Crash but don’t crack!
Student poses with his egg crash car

Grade 5 students design and build a car to protect an egg as it rolls down a ramp and slams into a wall. 

“Throughout this project, we’re learning about Newton’s first law, second law, and third law of motion. We are also learning about inertia, momentum, and how a car exhibits those laws of motion,” Lower School Science Teacher George Mulligan said. 

He explained that behind all the STEM challenges is the scientific method. Students are confronted with a problem, they must develop a hypothesis, then they test their hypothesis. It sets a foundation for when they are conducting experiments in the Middle and Upper Schools. 

Grade 5 students work on their egg crash cars

For this assignment, he provides the boys with a base which has the wheels for the car, but the rest must be built with only photocopier paper and scotch tape. There are two crucial components students must focus on; the crumple zone in the front of the car and the passenger compartment zone where the egg sits.  

“We made the front of the car thick so it would protect it, and we put shredded paper next to the egg so it would cushion the egg,” Max ’30 explained.  

Grade 5 students pose with their egg crash cars 

“The front crumple zone was the hardest thing to do because we had to restart it three or four times.
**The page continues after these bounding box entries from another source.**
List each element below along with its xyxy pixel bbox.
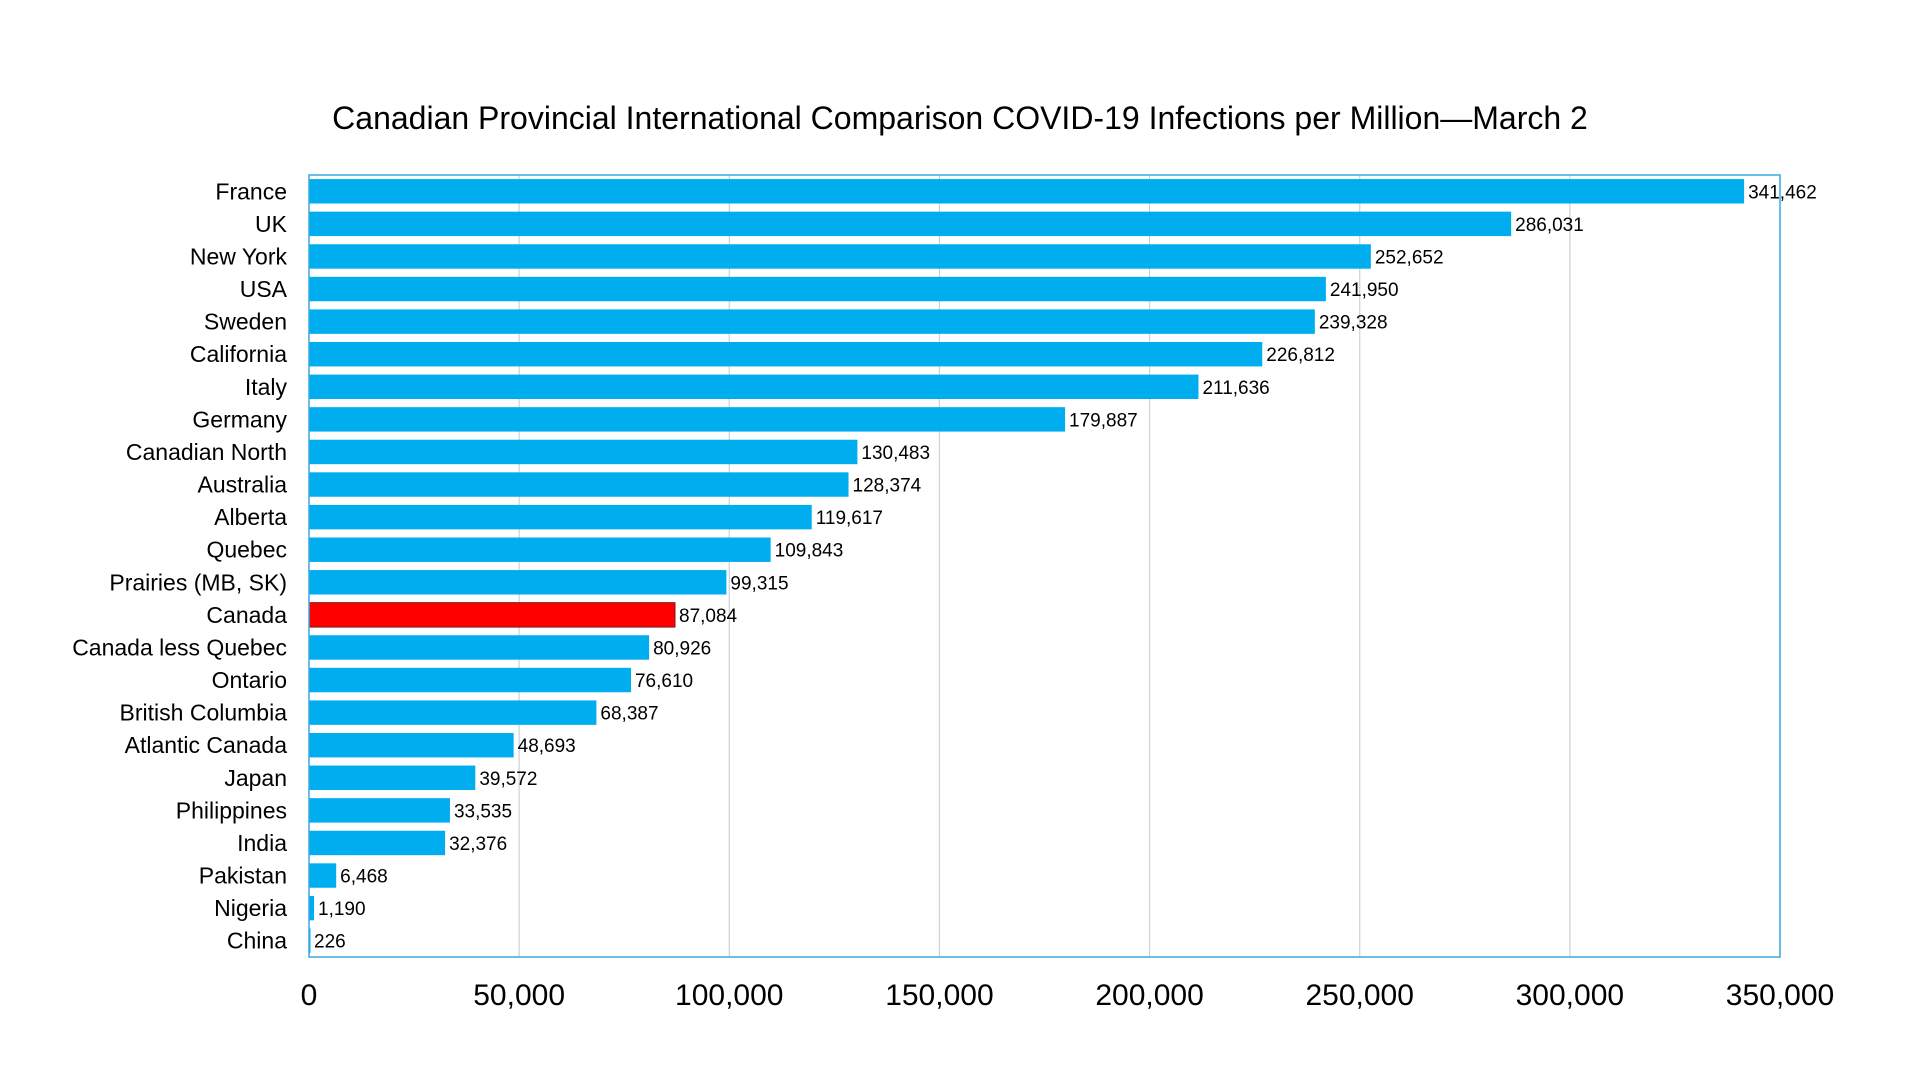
category-label: France: [215, 178, 287, 204]
category-label: California: [190, 341, 287, 367]
chart-title: Canadian Provincial International Compar…: [332, 100, 1588, 136]
category-label: Alberta: [214, 504, 287, 530]
bar: [309, 863, 337, 888]
bar: [309, 830, 446, 856]
category-label: Quebec: [206, 537, 287, 563]
bar: [309, 244, 1371, 269]
data-label: 252,652: [1375, 247, 1444, 268]
category-label: Canada less Quebec: [72, 634, 287, 660]
bar: [309, 276, 1326, 302]
data-label: 226,812: [1266, 345, 1335, 366]
data-label: 87,084: [679, 606, 738, 627]
bar: [309, 895, 315, 921]
category-label: Japan: [224, 765, 287, 791]
bar: [309, 798, 450, 823]
bar: [309, 179, 1745, 204]
data-label: 128,374: [853, 476, 922, 497]
x-tick-label: 150,000: [885, 979, 993, 1012]
data-label: 109,843: [775, 541, 844, 562]
data-label: 76,610: [635, 671, 693, 692]
category-label: UK: [255, 211, 288, 237]
value-labels: 341,462 286,031 252,652 241,950 239,328 226,8…: [314, 182, 1817, 952]
bar: [309, 570, 727, 595]
category-label: China: [227, 928, 287, 954]
bar: [309, 537, 771, 562]
data-label: 239,328: [1319, 313, 1388, 334]
data-label: 1,190: [318, 899, 366, 920]
data-label: 341,462: [1748, 182, 1817, 203]
gridlines: [518, 175, 1571, 957]
data-label: 32,376: [449, 834, 507, 855]
x-tick-label: 0: [301, 979, 318, 1012]
bar: [309, 341, 1263, 367]
category-label: Italy: [245, 374, 288, 400]
category-label: Philippines: [176, 797, 287, 823]
data-label: 80,926: [653, 638, 711, 659]
bar: [308, 602, 676, 628]
data-label: 99,315: [730, 573, 788, 594]
category-label: Nigeria: [214, 895, 287, 921]
data-label: 211,636: [1202, 378, 1269, 399]
bar: [309, 635, 650, 660]
category-label: Atlantic Canada: [125, 732, 288, 758]
category-label: USA: [240, 276, 288, 302]
data-label: 119,617: [816, 508, 883, 529]
data-label: 130,483: [861, 443, 930, 464]
category-label: Canada: [206, 602, 287, 628]
x-tick-label: 200,000: [1095, 979, 1203, 1012]
x-tick-label: 100,000: [675, 979, 783, 1012]
bars: [308, 179, 1745, 953]
data-label: 6,468: [340, 867, 388, 888]
category-label: New York: [190, 243, 288, 269]
category-label: Australia: [198, 472, 288, 498]
bar: [309, 472, 849, 497]
x-tick-label: 300,000: [1516, 979, 1624, 1012]
data-label: 286,031: [1515, 215, 1584, 236]
data-label: 33,535: [454, 801, 512, 822]
category-label: India: [237, 830, 287, 856]
data-label: 39,572: [479, 769, 537, 790]
data-label: 241,950: [1330, 280, 1399, 301]
category-label: British Columbia: [120, 700, 288, 726]
data-label: 179,887: [1069, 410, 1138, 431]
x-tick-label: 350,000: [1726, 979, 1834, 1012]
category-label: Sweden: [204, 309, 287, 335]
bar: [309, 700, 597, 725]
category-labels: France UK New York USA Sweden California Italy…: [72, 178, 287, 953]
data-label: 226: [314, 932, 346, 953]
data-label: 68,387: [600, 704, 658, 725]
x-tick-label: 250,000: [1305, 979, 1413, 1012]
bar: [309, 211, 1512, 237]
category-label: Germany: [192, 406, 287, 432]
bar: [309, 407, 1066, 432]
category-label: Canadian North: [126, 439, 287, 465]
category-label: Prairies (MB, SK): [109, 569, 287, 595]
x-axis-ticks: 0 50,000 100,000 150,000 200,000 250,000 300,0…: [301, 979, 1835, 1012]
bar: [309, 439, 858, 465]
bar: [309, 667, 631, 693]
bar: [309, 765, 476, 791]
bar: [309, 504, 812, 530]
bar: [309, 374, 1199, 400]
bar: [309, 732, 514, 758]
data-label: 48,693: [518, 736, 576, 757]
plot-frame: [308, 174, 1781, 958]
category-label: Ontario: [212, 667, 287, 693]
category-label: Pakistan: [199, 863, 287, 889]
x-tick-label: 50,000: [473, 979, 565, 1012]
bar: [309, 309, 1315, 334]
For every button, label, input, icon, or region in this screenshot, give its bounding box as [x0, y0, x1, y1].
Our first idea was a lot smaller, and it didn’t work out. So, we added more to it, and it finally ended up working,” John ’30 said.  

Grade 5 students pose with their egg crash cars 

Mulligan said he was very impressed with the way the students built their crumple zones. "There were cars that rolled down and basically just stopped so gently. The front crumple zone totally absorbed all the energy, which was awesome.” he said.   

Along with making sure their eggs survived, boys competed for a style award and to see which pair could construct the lightest car.  

"I had to make this challenge harder than last year. Last year, they could use any paper product like cardboard or construction paper,” Mulligan said. “So, this year we made it even harder with only photocopier paper, and I was pleasantly surprised that they not only rose to the challenge, but they did so well, I’ve got to make it even harder for next year!”